— Постой-ка. Лоб-то горячий. Пошли-ка, милок, домой.
Егупыч окинул халат, вымыл руки по-быстрому, и, надев пижонский пиджак, взял Сашина под руку.
Сашин взял неверное направление в угол, но Егупыч мягко потянул его к дверям.
11
Темно-синий воздух пахнул сыростью.
Подопревшая дорожка вела к Казаковскому фасаду. В белой балетной красоте стояли запушенные осенним снегом кораллы деревьев. В правильной перспективе, четкий, словно в видоискателе, слепил подсвеченными колоннами желтый особняк.
— Санкт-Петербург какой-то. Умели, — вслух подумал Сашин и в робости остановился у парадного входа. В робости перед временем: бронзодубовая дверь пропускала дам в кринолинах, молодцов в кирасах, сюртуки, фраки, солдатские шинели, буденновских витязей, кожаных танкистов и граждан с портфелями в плащах «Болонья».
Райкомовская красная доска справа, стеклянная, с золотом букв, гармонировала с нарядной архитектурой.
Сашин уважительно глянул на барельеф человека с бакенбардами на серой доске, укрепленной слева от колонн. Начитанный Игорь Игоревич вспомнил этого декабриста. Была экранизирована его жизнь.
— Вы к кому, гражданин? — спросил Сашина корректный милиционер.
— В отдел «Промышленности и транспорта». К товарищу Рожнову.
Милиционер посмотрел список на столе, проверил паспорт.
— Сюда. На антресоли. Комната тридцать восемь.
Сашина закрутило на винтовой лестнице и, наконец, словно из открытого люка, показалась его голова, оглядевшая паркет.
По старой рабочей привычке ему захотелось подтянуться на руках и молодцевато выскочить из люка, ко Сашин «пешком» сделал последний оборот и, как штопор, ввернулся в низкий сводчатый коридор.

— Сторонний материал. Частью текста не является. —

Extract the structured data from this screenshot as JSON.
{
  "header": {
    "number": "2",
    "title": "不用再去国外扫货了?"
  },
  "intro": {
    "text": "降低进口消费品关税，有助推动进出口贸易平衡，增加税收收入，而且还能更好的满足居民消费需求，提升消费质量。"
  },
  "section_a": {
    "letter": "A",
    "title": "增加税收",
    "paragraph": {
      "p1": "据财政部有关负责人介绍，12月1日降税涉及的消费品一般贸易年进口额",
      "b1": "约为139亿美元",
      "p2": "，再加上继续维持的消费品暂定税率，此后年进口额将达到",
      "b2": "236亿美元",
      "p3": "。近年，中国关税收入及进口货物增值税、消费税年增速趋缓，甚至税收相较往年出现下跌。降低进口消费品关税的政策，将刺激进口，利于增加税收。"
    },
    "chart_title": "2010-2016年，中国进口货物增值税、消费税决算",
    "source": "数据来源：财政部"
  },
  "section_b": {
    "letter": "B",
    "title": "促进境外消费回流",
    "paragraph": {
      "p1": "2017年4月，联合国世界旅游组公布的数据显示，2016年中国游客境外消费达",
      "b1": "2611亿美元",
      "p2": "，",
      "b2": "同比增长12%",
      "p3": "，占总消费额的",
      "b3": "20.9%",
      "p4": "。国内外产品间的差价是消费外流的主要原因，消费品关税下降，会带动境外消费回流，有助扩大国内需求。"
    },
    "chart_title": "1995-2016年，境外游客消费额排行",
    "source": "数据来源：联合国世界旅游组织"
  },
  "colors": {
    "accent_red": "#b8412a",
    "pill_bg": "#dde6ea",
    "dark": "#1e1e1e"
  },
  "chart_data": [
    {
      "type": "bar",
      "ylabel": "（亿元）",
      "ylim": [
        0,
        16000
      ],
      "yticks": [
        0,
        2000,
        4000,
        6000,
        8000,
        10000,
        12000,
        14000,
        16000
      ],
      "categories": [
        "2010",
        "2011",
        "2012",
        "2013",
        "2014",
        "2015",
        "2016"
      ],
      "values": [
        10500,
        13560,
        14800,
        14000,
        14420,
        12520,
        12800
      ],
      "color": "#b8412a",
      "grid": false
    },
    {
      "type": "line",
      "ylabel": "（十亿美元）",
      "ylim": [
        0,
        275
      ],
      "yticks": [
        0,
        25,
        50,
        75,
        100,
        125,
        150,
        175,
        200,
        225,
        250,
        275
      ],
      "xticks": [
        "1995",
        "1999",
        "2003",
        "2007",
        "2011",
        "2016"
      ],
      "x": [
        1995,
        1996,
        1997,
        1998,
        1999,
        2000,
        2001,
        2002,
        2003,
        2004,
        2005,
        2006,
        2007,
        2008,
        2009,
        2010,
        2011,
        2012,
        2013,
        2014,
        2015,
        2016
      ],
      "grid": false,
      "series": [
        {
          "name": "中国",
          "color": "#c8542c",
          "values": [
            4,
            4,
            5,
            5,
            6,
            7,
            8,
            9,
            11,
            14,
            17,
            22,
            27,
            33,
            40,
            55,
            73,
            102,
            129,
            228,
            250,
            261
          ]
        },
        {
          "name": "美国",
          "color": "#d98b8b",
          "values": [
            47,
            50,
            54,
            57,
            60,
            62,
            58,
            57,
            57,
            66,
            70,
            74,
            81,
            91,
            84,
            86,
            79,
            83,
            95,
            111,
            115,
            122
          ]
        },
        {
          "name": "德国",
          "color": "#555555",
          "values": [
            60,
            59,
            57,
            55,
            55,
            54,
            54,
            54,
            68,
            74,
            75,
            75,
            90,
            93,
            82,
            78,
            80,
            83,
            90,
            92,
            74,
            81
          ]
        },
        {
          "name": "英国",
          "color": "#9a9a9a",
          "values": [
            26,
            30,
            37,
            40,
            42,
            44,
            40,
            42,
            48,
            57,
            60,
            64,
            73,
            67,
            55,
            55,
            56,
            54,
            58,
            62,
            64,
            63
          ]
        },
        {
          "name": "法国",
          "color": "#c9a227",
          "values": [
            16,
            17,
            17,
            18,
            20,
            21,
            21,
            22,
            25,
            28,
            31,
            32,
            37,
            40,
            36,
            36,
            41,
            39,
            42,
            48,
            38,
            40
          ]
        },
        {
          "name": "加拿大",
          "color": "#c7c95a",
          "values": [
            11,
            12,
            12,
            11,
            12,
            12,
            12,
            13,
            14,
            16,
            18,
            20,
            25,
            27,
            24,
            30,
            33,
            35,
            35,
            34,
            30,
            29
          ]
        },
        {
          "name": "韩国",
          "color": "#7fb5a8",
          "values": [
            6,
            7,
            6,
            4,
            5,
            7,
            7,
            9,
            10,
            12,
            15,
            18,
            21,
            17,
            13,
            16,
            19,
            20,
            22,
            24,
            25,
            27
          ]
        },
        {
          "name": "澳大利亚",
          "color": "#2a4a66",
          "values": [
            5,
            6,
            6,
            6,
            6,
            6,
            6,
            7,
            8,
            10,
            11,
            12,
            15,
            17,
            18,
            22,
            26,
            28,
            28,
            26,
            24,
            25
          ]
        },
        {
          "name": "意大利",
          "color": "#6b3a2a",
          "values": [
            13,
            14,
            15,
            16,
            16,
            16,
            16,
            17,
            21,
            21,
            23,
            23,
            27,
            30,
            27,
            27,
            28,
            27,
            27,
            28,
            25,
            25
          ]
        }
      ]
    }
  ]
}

По нему прогуливался какой-то представительный мужчина. Сейчас он удалялся от Сашина. Его солидная стать, отлично скроенное пальто, какая-то особенная шляпа с крохотным фатовством, чуть-чуть сдвинутая набок, припущенная в меру серебряная шевелюра говорили о вкусе и породе. Мужчина оставлял позади себя ароматный дымок папиросы.
«Какой-нибудь артист, народный СССР, кумир», — подумал Сашин с чувством где-то скрытой зависти. Впрочем, это не то слово. Зависти не было — ему, Сашину, органически несвойственна была картинная элегантность. Демократ Сашин был хорош, красив по-своему, по-другому… Как бы это сказать… Он мог раскрыться перед умным человеком, который съел с ним пуд соли.
Человек, за которым он наблюдал, был интересен ему, любопытен что ли, как антипод, как полярная уважаемая противоположность. Недосягаемая, которую не нужно досягать. И сейчас Сашин ожидал, когда этот «внешний аристократ» повернется к нему, «аристократу внутреннему».
Он повернулся и Сашин воскликнул:
— Егупыч!!
— Ну, чего орешь, — и Егупыч-«аристократ» протянул Сашину заскорузлую руку. — Я думал, не придешь. Погоди, давай перекурим. Шкуро у него, пущай наговорятся.
И в этот момент из комнаты 38 вышел директор ЦКБ. Обмякший. Мешковатый. С потным бледным лицом. Не постаревшим, а таким, по которому видно было, каким оно будет у старого Владимира Васильевича. Он узнал своих подчиненных, приподнял шляпу и сделал… книксен. Не шутовской, не ироничный, а жалкий, непонятный. Это девичье приседание выглядело неуправляемым движением; в нем была безнадежность, инстинктивное проявление трусости и мольба о пощаде, не адресованная ни к кому.
Ничего не оказав, он повернулся к ним спиной и тяжело, обвисло зашагал к люку винтовой лестницы.
Вращаясь с покачкой, он как бы оседал в нем и исчез совсем, когда не стало его шляпы.
— Ну, заходи, время, — посмотрел Егупыч на крупные зеленые цифры своих электронных часов. — До семь тридцать не выйдешь — все, прошу прощения. Ко вдовице тут… День рождения!! Наплетешь еще. Какой-то ты, Сашин, все ж мешком ударенный…
Он открыл в тридцать восьмую дверь и ласково подтолкнул Сашина.
38-я была небольшой комнатой с низким потолком и арочным верхом окна у самого пола. Сюда слабо, наверное, доносились звуки полонезов, экосезов, трубные гласы ста крепостных гудошников (они не гудели все разом, а в очередности: один гудок — одна нота) и обитавший в ней кучер (ключница, камердинер) услаждался здесь утраченным теперь даром тишины.